Already state monthly revenue collections were coming in above the November forecast as noted by the January monthly update:
- "Major General Fund-State (GF-S) revenue collections for the December 11, 2017 - January 10, 2018 collection period came in $87.8 million (5.9%) above the November forecast.
- Cumulatively, collections are now $121.4 million (3.4%) higher than forecasted."
Even before this good news the November revenue forecast showed that state revenue was projected to grow "13.7% between the 2015-17 and 2017-19 biennia."
The legislature's 2018 supplemental budget proposals will likely be available soon after the February 15 revenue forecast.

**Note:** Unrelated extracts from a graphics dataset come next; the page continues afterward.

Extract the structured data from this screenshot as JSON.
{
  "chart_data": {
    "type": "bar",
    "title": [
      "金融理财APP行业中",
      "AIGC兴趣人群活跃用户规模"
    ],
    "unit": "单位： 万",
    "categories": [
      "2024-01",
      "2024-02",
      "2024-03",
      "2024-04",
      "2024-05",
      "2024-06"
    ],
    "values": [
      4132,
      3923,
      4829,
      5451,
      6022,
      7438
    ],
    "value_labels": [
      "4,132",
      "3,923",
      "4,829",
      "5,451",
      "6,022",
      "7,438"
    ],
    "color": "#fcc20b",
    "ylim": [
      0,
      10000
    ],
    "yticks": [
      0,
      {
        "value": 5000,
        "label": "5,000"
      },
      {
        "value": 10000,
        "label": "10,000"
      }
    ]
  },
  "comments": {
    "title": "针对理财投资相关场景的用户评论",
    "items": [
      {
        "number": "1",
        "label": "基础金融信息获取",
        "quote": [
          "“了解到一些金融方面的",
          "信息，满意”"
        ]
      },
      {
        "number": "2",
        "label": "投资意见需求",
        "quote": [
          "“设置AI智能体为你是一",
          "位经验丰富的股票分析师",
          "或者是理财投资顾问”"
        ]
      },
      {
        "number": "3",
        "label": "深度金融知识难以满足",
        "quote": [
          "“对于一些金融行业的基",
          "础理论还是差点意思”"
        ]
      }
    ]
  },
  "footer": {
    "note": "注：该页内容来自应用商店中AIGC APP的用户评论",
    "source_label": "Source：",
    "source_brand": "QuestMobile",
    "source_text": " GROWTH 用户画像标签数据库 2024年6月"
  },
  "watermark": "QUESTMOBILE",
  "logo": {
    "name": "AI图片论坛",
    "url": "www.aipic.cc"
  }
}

One side note on yesterday's Senate Ways & Means hearing, the committee heard remote testimony from a policy analyst out of Washington D.C. It is good to see the Senate continue to provide this opportunity but it would be even better if average citizens across Washington could also provide remote testimony. Currently no hearings are scheduled in the Senate offering general remote testimony. There is potentially exciting news developing, however, as reported by the Columbia Basin Herald:
"The state Senate has had remote testimony since the launch of a pilot project in 2014. Though the House has lagged behind, House Republican Caucus Chair Rep. Matt Shea, R-Spokane Valley, said that both legislative chambers will likely see remote testimony by the 2019 session.
Shea said he has been working with the chief clerk of the House to fix the technical barriers to implementing video-conferencing. Though details are still being finalized, testimony would likely be broadcast from the city halls of population centers, such as Spokane, Shea said."